07:10 C'est vraiment un beau projet.
07:11 C'est magistral, on se dit à chaque fois comment il a fait pour démarrer un tel projet.
07:15 Cet artiste c'est vraiment quelque chose de… c'est une espèce de casse-tête chinois
07:21 en même temps, à se demander chaque pièce comment il fait pour les concevoir et faire
07:25 qu'à la fin elle ressemble à l'édifice qu'on voit là.
07:28 C'est une super performance.
07:30 Et puis le côté éphémère renforce le côté exceptionnel et de se dire qu'on participe
07:35 à quelque chose qui ne va durer que 24 heures, c'est vraiment sympa je trouve.
07:39 Un, deux, trois !
07:42 Le monument s'élève une dernière fois, tous les bras réunis soulèvent sans peine
07:48 la tonne et demie de carton qui le constitue.

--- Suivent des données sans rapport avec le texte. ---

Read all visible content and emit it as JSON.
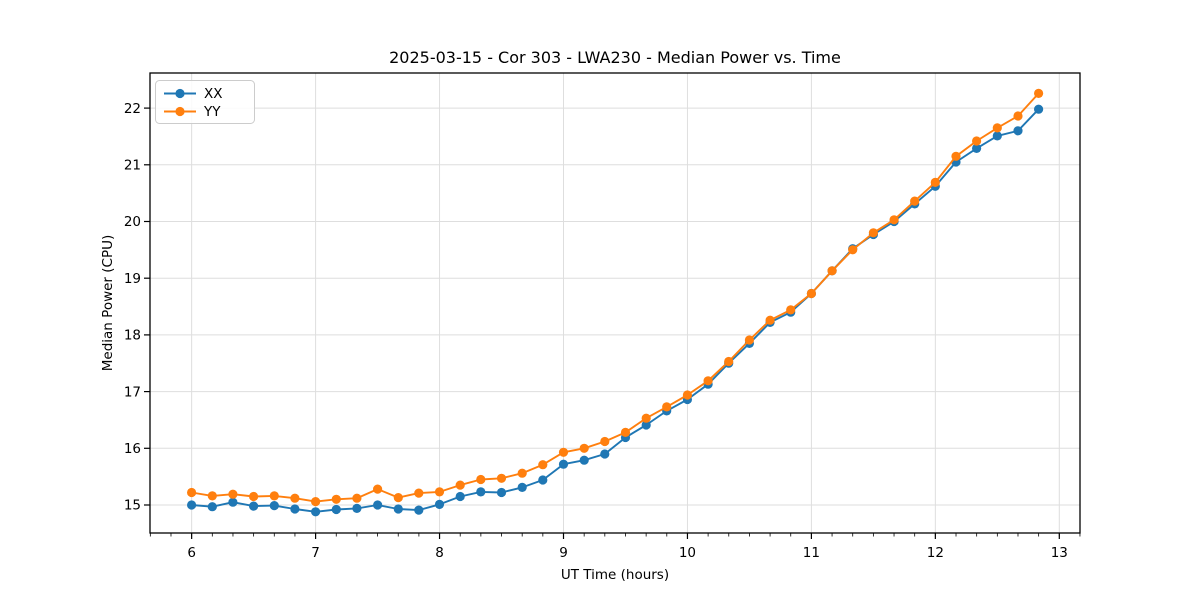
{
  "chart_data": {
    "type": "line",
    "title": "2025-03-15 - Cor 303 - LWA230 - Median Power vs. Time",
    "xlabel": "UT Time (hours)",
    "ylabel": "Median Power (CPU)",
    "xlim": [
      5.664,
      13.167
    ],
    "ylim": [
      14.506,
      22.619
    ],
    "xticks": [
      6,
      7,
      8,
      9,
      10,
      11,
      12,
      13
    ],
    "yticks": [
      15,
      16,
      17,
      18,
      19,
      20,
      21,
      22
    ],
    "x_minor_step": 0.166667,
    "grid": true,
    "legend_position": "upper-left",
    "x": [
      6.0,
      6.167,
      6.333,
      6.5,
      6.667,
      6.833,
      7.0,
      7.167,
      7.333,
      7.5,
      7.667,
      7.833,
      8.0,
      8.167,
      8.333,
      8.5,
      8.667,
      8.833,
      9.0,
      9.167,
      9.333,
      9.5,
      9.667,
      9.833,
      10.0,
      10.167,
      10.333,
      10.5,
      10.667,
      10.833,
      11.0,
      11.167,
      11.333,
      11.5,
      11.667,
      11.833,
      12.0,
      12.167,
      12.333,
      12.5,
      12.667,
      12.833
    ],
    "series": [
      {
        "name": "XX",
        "color": "#1f77b4",
        "values": [
          15.0,
          14.97,
          15.05,
          14.98,
          14.99,
          14.93,
          14.88,
          14.92,
          14.94,
          15.0,
          14.93,
          14.91,
          15.01,
          15.15,
          15.23,
          15.22,
          15.31,
          15.44,
          15.72,
          15.79,
          15.9,
          16.19,
          16.41,
          16.66,
          16.86,
          17.13,
          17.5,
          17.85,
          18.22,
          18.4,
          18.73,
          19.13,
          19.52,
          19.77,
          20.0,
          20.31,
          20.62,
          21.05,
          21.29,
          21.51,
          21.6,
          21.98
        ]
      },
      {
        "name": "YY",
        "color": "#ff7f0e",
        "values": [
          15.22,
          15.16,
          15.19,
          15.15,
          15.16,
          15.12,
          15.06,
          15.1,
          15.12,
          15.28,
          15.13,
          15.21,
          15.23,
          15.35,
          15.45,
          15.47,
          15.56,
          15.71,
          15.93,
          16.0,
          16.12,
          16.28,
          16.53,
          16.73,
          16.94,
          17.19,
          17.53,
          17.91,
          18.26,
          18.44,
          18.73,
          19.13,
          19.5,
          19.8,
          20.03,
          20.36,
          20.69,
          21.15,
          21.42,
          21.65,
          21.86,
          22.26
        ]
      }
    ]
  }
}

07:50 Dernière finition, dernier moment de fête avant le lendemain.
07:54 Le dimanche c'est la fin de l'aventure à Dunkerque.
08:09 Une émotion parcourt le public aussi forte que celle de la veille.
08:13 Pour Olivier Grossteedt, c'est au moins la 250ème fois qu'il vit un moment comme
08:18 celui-là et pourtant il ne s'en lasse pas.
08:20 Moi en tout cas, j'y trouve toujours de l'intérêt autant dans la construction
08:25 que dans la démolition.
08:27 Moi je suis toujours fasciné de voir que ça marche parce que c'est quand même à
08:33 chaque fois un des paris.
08:34 La construction elle est chaque fois différente donc je ne sais pas si ça va marcher.
08:38 Moi j'imagine des choses mais quand ça se confronte à la matière il y a toujours
08:45 des surprises et il y a plein d'émotions, plein de vécu à plein d'endroits différents
08:50 et voilà, moi c'est de l'anti-spectacle parce que c'est vraiment une expérience
08:56 collective que je propose aux gens autour d'un jeu.
09:00 C'est un grand jeu de construction et il se passe pas mal de choses.
09:03 Moi ça me fascine à chaque fois.
09:05 Les cartons démantelés, écrasés dans la bonne humeur, rejoignent une benne pour être
09:11 recyclé, probablement en nouveaux cartons d'emballage et peut-être, qui sait, en
09:16 un futur monument éphémère, quelque part ailleurs dans le monde.
09:19 C'est vraiment un jeu de passion.